In the Baker case, a doctor examined the accused in a routine physical examination for prisoners. He noticed needle marks on the accused’s arms. He regarded the marks as “neutral” circumstances because they could have come from proper medical procedures. Rejecting.a defense contention that the doctor’s testimony as to narcotic use was inadmissible because the accused was not first advised' of the right to remain silent, we noted that even if the doctor had, before he questioned the accused, “concluded the use of narcotics was a distinct possibility,” if his purpose was to acquire information solely for medical reasons, “his questioning was proper and not in contravention of the Article.” Maiumphy, supra, was later modified on the presentation of new facts in a petition for a new trial, 13 USCMA 60, 32 CMR 60 (1962), but the modification did not affect the rationale of our first opinion on the facts then before the Court. There, we “reject [ed]” the accused’s argument that, because he had not been first informed of his right to remain silent under Article 31, his answers to questions by the doctors were inadmissible in evidence against him. We noted that the accused had been admitted to the hospital “for medical examination” and that this examination was the sole “concern of the doctors.” We concluded that under the circumstances the doctors “were under no obligation to warn the accused of his rights before interviewing him.” United States v Malumphy, 12 USCMA 639, 640, 31 CMR 225 (1962).

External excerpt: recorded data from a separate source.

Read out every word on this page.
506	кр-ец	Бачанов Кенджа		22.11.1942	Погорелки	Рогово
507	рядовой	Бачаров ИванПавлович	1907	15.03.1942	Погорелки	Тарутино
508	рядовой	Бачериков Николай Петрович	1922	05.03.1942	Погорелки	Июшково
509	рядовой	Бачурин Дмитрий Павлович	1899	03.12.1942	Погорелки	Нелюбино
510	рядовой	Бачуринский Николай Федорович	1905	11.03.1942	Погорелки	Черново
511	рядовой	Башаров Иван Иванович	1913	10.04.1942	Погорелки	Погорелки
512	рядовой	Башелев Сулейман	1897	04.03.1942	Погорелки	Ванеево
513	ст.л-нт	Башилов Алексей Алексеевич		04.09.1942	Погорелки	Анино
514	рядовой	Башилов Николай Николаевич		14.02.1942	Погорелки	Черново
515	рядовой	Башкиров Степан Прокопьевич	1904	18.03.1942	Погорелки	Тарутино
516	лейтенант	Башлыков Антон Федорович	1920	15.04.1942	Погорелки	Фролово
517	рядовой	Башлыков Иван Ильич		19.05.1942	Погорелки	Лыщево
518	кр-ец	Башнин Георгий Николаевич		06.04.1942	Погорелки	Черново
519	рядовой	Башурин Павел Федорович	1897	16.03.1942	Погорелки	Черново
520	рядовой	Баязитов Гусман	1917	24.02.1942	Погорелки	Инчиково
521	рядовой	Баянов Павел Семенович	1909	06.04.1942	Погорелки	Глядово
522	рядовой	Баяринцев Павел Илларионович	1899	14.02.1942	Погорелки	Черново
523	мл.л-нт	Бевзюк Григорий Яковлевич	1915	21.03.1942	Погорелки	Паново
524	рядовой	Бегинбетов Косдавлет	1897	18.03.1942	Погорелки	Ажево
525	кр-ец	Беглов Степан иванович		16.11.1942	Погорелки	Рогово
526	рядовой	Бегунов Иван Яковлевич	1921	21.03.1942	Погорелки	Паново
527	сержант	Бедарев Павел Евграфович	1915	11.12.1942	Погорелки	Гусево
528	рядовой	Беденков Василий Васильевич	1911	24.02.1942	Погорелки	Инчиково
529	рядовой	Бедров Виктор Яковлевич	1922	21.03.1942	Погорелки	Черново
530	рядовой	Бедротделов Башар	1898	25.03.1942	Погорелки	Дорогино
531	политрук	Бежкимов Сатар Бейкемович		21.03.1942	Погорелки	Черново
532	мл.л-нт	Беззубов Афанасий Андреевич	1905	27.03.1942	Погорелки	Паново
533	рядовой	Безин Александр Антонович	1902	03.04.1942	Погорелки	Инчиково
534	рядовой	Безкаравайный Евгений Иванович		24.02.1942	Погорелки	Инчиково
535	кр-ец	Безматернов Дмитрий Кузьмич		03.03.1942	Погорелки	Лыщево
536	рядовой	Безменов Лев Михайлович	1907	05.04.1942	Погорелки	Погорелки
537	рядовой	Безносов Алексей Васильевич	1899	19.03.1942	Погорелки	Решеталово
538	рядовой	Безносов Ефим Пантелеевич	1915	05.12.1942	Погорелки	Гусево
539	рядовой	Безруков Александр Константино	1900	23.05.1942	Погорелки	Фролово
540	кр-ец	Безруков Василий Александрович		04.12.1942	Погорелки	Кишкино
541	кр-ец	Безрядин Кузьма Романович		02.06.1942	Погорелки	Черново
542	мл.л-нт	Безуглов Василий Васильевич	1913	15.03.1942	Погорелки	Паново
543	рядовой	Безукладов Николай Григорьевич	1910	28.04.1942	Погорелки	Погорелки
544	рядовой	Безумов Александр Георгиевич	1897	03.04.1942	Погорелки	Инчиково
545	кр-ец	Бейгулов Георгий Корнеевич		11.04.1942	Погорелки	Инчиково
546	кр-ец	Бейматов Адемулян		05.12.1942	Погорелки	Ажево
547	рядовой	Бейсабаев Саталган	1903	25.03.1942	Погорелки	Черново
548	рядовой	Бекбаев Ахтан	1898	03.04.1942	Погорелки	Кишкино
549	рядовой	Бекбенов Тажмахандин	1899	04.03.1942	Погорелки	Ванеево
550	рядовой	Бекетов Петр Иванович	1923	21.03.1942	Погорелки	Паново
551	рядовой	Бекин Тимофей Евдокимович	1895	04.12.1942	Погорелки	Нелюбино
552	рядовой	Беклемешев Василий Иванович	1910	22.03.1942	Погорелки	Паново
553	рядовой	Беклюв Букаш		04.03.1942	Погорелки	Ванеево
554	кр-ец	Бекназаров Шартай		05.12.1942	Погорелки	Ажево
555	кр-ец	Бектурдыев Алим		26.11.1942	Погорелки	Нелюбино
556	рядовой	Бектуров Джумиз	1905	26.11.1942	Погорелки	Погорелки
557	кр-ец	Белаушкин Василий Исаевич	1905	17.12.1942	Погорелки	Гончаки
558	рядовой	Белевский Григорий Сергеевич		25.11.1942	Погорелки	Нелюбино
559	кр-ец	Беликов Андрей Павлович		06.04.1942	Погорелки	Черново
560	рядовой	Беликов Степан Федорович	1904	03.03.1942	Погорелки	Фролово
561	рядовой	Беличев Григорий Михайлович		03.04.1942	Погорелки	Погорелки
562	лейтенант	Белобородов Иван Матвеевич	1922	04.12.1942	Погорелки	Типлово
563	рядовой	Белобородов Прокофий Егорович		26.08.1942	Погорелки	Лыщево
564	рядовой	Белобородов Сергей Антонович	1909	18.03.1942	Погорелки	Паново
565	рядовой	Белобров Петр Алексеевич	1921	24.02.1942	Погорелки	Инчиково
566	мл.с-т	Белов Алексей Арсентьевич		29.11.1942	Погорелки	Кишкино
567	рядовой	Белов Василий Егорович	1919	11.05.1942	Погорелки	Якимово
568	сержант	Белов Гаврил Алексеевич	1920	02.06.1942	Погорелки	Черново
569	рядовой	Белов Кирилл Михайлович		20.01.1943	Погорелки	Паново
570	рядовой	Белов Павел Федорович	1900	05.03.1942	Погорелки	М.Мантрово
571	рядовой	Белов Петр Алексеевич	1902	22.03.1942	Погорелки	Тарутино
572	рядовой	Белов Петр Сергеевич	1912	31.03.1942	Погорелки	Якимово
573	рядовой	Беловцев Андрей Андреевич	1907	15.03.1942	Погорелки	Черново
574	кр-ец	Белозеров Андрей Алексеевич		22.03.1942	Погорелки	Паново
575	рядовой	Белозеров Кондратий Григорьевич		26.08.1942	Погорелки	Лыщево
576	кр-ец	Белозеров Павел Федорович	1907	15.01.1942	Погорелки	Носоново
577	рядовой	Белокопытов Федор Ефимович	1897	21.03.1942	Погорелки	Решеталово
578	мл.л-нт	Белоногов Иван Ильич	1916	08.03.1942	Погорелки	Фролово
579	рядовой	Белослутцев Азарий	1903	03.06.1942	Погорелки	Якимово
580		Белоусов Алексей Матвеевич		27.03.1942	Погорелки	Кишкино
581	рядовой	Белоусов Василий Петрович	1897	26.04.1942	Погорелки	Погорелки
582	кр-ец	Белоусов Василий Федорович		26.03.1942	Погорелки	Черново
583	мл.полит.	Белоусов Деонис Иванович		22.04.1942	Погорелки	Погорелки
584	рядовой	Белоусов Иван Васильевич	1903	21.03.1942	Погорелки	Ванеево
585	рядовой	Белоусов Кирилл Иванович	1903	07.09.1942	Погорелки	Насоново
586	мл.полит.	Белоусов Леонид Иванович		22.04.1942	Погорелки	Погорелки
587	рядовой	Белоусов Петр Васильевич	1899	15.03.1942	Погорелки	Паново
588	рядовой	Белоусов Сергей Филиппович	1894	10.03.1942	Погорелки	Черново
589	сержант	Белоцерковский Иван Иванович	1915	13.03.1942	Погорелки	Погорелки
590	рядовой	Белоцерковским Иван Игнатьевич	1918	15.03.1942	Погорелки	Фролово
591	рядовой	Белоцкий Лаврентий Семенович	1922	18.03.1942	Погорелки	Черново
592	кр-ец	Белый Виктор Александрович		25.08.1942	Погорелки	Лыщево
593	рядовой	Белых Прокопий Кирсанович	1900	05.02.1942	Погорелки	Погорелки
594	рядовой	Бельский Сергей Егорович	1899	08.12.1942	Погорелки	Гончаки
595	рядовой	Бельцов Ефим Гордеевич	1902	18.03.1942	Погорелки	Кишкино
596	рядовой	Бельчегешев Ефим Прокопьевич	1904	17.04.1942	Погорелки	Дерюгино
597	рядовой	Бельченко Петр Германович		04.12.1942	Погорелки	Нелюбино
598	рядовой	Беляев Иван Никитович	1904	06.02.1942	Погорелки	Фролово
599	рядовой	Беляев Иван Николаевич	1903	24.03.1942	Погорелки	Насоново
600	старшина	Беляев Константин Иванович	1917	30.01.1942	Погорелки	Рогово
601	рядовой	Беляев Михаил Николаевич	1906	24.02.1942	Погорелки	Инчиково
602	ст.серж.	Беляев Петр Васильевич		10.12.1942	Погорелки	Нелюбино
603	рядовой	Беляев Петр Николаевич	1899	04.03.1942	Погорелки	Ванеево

Appellate defense counsel contend that United States v Babbidge, 18 USCMA 327, 40 CMR 39 (1969), and a line of cases culminating in United States v Ross, 19 USCMA 51, 41 CMR 51 (1969), narrowed Baker, supra, to allow into evidence only the doctor’s medical opinion, not statements made by the accused under questioning by the doctor, unless the accused was first informed of the right to remain silent. The argument misconstrues the import of the cited cases. They dealt with waiver by the accused of the right to assert the applicability of Article 31 to rebuttal testimony of a Government expert witness as to his opinion of the accused’s sanity. We held that reliance upon insanity for exoneration from criminal prosecution constituted a waiver by the accused of the right to remain silent at a Government-requested examination for psychiatric evaluation so that testimony by one of the psychiatrists, as to his opinion as to accused’s sanity, was admissible in evidence against the accused, notwithstanding the accused was not first informed of his rights under Article 31. Baker and our first Maiumphy decision dealt with the complete inapplicability of Article 31 to the particular kind of questioning- to which the accused in those cases were subjected. Since the questions asked the accused by the doctor in this case were solely for medical diagnosis and treatment, the threshold advice prescribed by Article 31 was not required, and the accused’s answers were admissible.

We answer the certified question in the affirmative, and we affirm the decision of the Court of Military Review.

Chief Judge DARDEN and Judge Dun- ' can concur.